8. Authorship Credit. Authorship Credit in the name of Tek-uniQue Graphics shall appear on any Web Site designs next to the copyright notice, along with Tek-uniQue Graphics’ web address. If Client alters the Web Site design in any way, Tek-uniQue Graphics shall have the right to remove Tek-uniQue Graphics’ authorship from the web site.

9. Right of First Refusal. Client is guaranteed the first opportunity to purchase any of the provided design concepts. Upon refusal, Tek-uniQue Graphics will retain full rights to the non-purchased concepts.

10. Cancellation. In the event of cancellation by the Client, the Client shall pay all expenses incurred by Tek-uniQue Graphics as well as fees based on the degree of completion of the design project. Cancellation may be made for any reason by the Client, but is subject to the terms mentioned.
In addition, the project will be deemed cancelled if the Client fails to remit payment for any monies due within 14 business days of due date. Upon continuation of any cancelled project, a new Agreement will be established between Tek-uniQue Graphics and The Client, and is subject to a Reopening Fee.

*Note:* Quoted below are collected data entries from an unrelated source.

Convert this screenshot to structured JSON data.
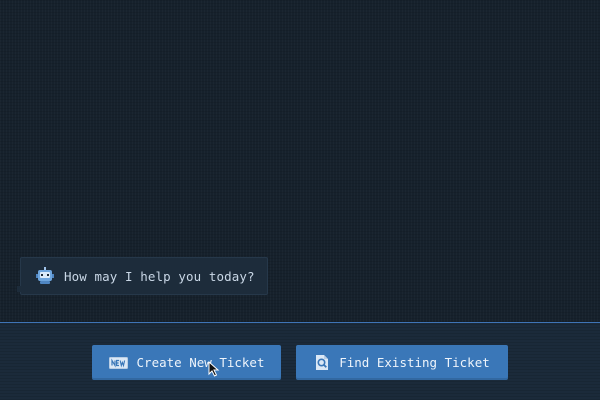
{
  "chat": {
    "bot_message": "How may I help you today?",
    "bot_avatar_icon": "robot-icon"
  },
  "actions": {
    "create_label": "Create New Ticket",
    "create_icon": "new-badge-icon",
    "find_label": "Find Existing Ticket",
    "find_icon": "search-document-icon"
  },
  "colors": {
    "background": "#16212c",
    "bubble": "#1d2c3b",
    "footer": "#1b2a3a",
    "accent": "#3a77b8",
    "footer_border": "#3f74b6"
  }
}
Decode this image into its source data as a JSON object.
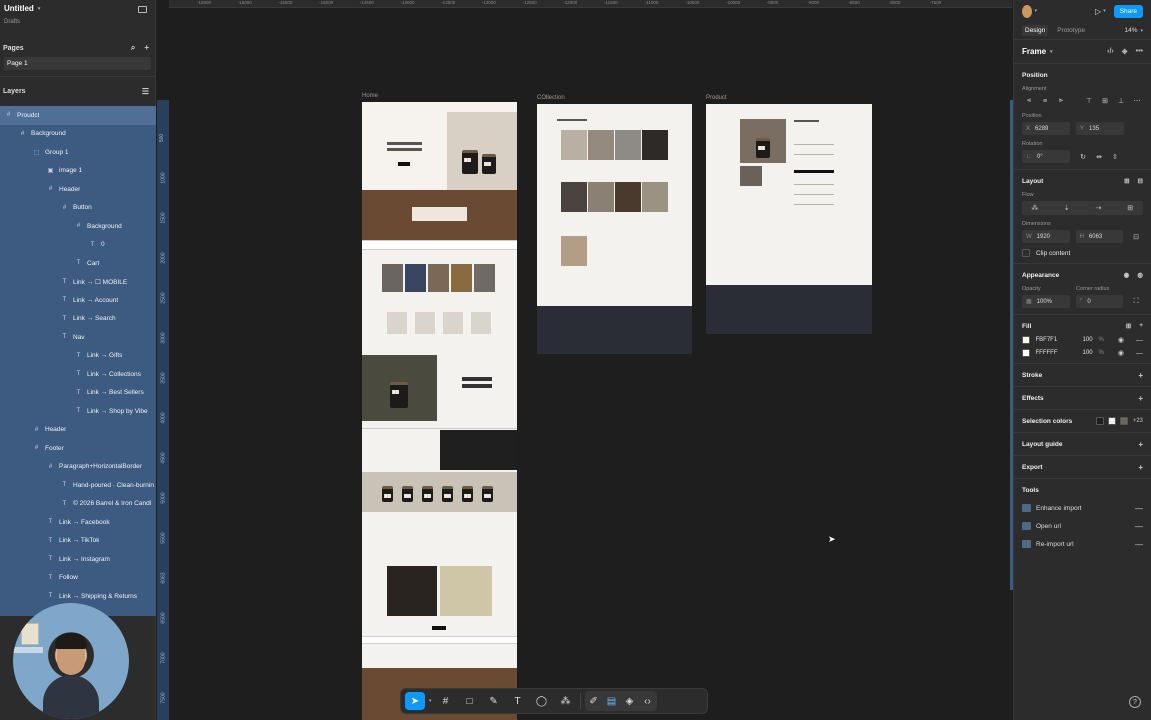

11. Client Responsibilities and Confidentiality. Client is expected to provide any and all assets, including but not limited to images, written text, music, hosting information, to be used in conjunction with the design project and shall be delivered to Tek-uniQue Graphics by a specified date, in electronic format (delivered on removable storage media or transmitted via internet). Such supplied assets will be in the required formats and ready for use. Client shall proofread and edit any content prior to delivery to Tek-uniQue Graphics. Any additional work needed to correct assets, file conversions, or scanning of text or images shall be billed additionally to the aforementioned fees. Tek-uniQue Graphics shall treat all assets supplied by Client, for the design project or development purposes, as confidential and neither disclosed to third parties nor used in any way other than for the development of the specified project. Upon completion of the project, Tek-uniQue Graphics shall return to Client the assets supplied by the Client.

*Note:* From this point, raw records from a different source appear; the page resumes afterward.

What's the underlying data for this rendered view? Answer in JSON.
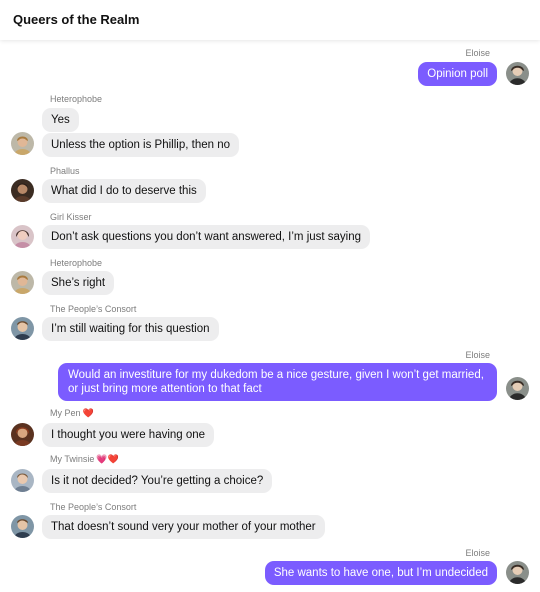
{
  "chat": {
    "title": "Queers of the Realm"
  },
  "messages": [
    {
      "sender": "Eloise",
      "text": "Opinion poll"
    },
    {
      "sender": "Heterophobe",
      "text": "Yes"
    },
    {
      "text": "Unless the option is Phillip, then no"
    },
    {
      "sender": "Phallus",
      "text": "What did I do to deserve this"
    },
    {
      "sender": "Girl Kisser",
      "text": "Don’t ask questions you don’t want answered, I’m just saying"
    },
    {
      "sender": "Heterophobe",
      "text": "She’s right"
    },
    {
      "sender": "The People’s Consort",
      "text": "I’m still waiting for this question"
    },
    {
      "sender": "Eloise",
      "text": "Would an investiture for my dukedom be a nice gesture, given I won’t get married, or just bring more attention to that fact"
    },
    {
      "sender": "My Pen",
      "hearts": "❤️",
      "text": "I thought you were having one"
    },
    {
      "sender": "My Twinsie",
      "hearts": "💗❤️",
      "text": "Is it not decided? You’re getting a choice?"
    },
    {
      "sender": "The People’s Consort",
      "text": "That doesn’t sound very your mother of your mother"
    },
    {
      "sender": "Eloise",
      "text": "She wants to have one, but I’m undecided"
    }
  ],
  "colors": {
    "outgoing_bubble": "#7b5cff",
    "incoming_bubble": "#ededee",
    "sender_label": "#7d7d7d"
  },
  "icons": {
    "heart_red": "❤️",
    "heart_pink": "💗"
  }
}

12. Releases. The Client guarantees that it has the right to enter this Agreement and that Client owns or has obtained appropriate rights for any assets provided by the Client to Tek-uniQue Graphics. The Client shall indemnify and hold harmless Tek-uniQue graphics and its subcontractors against any and all claims, lawsuits, costs, and expenses, including reasonable attorney’s fees, arising in connection with the design projects. This indemnification shall extend to assets obtained by Tek-uniQue Graphics on the Client’s behalf if Tek-uniQue Graphics has secured either exclusive or nonexclusive usage rights.

13. Arbitration. Any disputes will be submitted to a binding arbitration before 2010, in the City of Chicago and settled in accordance with the rules of the American Arbitration Association. Judgment upon the arbitration award may be entered in any court having jurisdiction thereof. Disputes in which the amount at issue is less than $5000 shall not be subject to this arbitration provision.

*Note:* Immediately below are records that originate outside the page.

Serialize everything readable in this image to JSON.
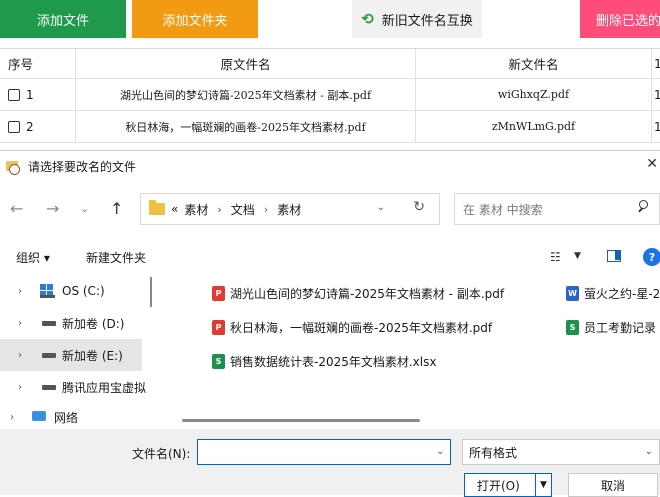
{
  "toolbar": {
    "add_file": "添加文件",
    "add_folder": "添加文件夹",
    "swap_names": "新旧文件名互换",
    "delete_selected": "删除已选的",
    "colors": {
      "add_file": "#1f9a4a",
      "add_folder": "#f29a12",
      "delete": "#ff4d7a"
    }
  },
  "grid": {
    "headers": {
      "index": "序号",
      "old_name": "原文件名",
      "new_name": "新文件名",
      "extra": "1"
    },
    "rows": [
      {
        "index": "1",
        "old_name": "湖光山色间的梦幻诗篇-2025年文档素材 - 副本.pdf",
        "new_name": "wiGhxqZ.pdf",
        "extra": "1"
      },
      {
        "index": "2",
        "old_name": "秋日林海，一幅斑斓的画卷-2025年文档素材.pdf",
        "new_name": "zMnWLmG.pdf",
        "extra": "1"
      }
    ]
  },
  "dialog": {
    "title": "请选择要改名的文件",
    "close_icon": "close-icon",
    "address": {
      "overflow": "«",
      "crumbs": [
        "素材",
        "文档",
        "素材"
      ]
    },
    "search_placeholder": "在 素材 中搜索",
    "commands": {
      "organize": "组织 ▾",
      "new_folder": "新建文件夹"
    },
    "tree": [
      {
        "label": "OS (C:)",
        "icon": "os-drive-icon"
      },
      {
        "label": "新加卷 (D:)",
        "icon": "drive-icon"
      },
      {
        "label": "新加卷 (E:)",
        "icon": "drive-icon",
        "selected": true
      },
      {
        "label": "腾讯应用宝虚拟",
        "icon": "drive-icon"
      },
      {
        "label": "网络",
        "icon": "network-icon"
      }
    ],
    "files": [
      {
        "name": "湖光山色间的梦幻诗篇-2025年文档素材 - 副本.pdf",
        "type": "pdf"
      },
      {
        "name": "萤火之约-星-2",
        "type": "word"
      },
      {
        "name": "秋日林海，一幅斑斓的画卷-2025年文档素材.pdf",
        "type": "pdf"
      },
      {
        "name": "员工考勤记录",
        "type": "xlsx"
      },
      {
        "name": "销售数据统计表-2025年文档素材.xlsx",
        "type": "xlsx"
      }
    ],
    "footer": {
      "filename_label": "文件名(N):",
      "filename_value": "",
      "filter_value": "所有格式",
      "open_label": "打开(O)",
      "cancel_label": "取消"
    }
  }
}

14. Miscellany. Neither this Agreement, any rights, or obligations hereunder shall be assigned by either of the parties, except that Tek-uniQue Graphics shall have the right to assign monies due by the terms of this Agreement. Both Client and any party on whose behalf Client has entered into this Agreement shall be bound by this Agreement and shall be jointly and severely liable for full performance as mentioned, including but not limited to payments of monies due to Tek-uniQue Graphics. The terms and conditions of this Agreement shall be binding upon the parties, their heirs, successors, assigns, and personal representatives. This Agreement constitutes the entire understanding between the parties; its terms can be modified only by an instrument in writing signed by both parties, except that the Client may authorize additional fees and expenses orally. A waiver of a breach of any of this Agreement’s provisions shall not be construed as a continuing waiver of other breaches of the same or other provisions hereof. The relationship between The Client and Tek-uniQue Graphics shall be governed by the laws of the State of Illinois.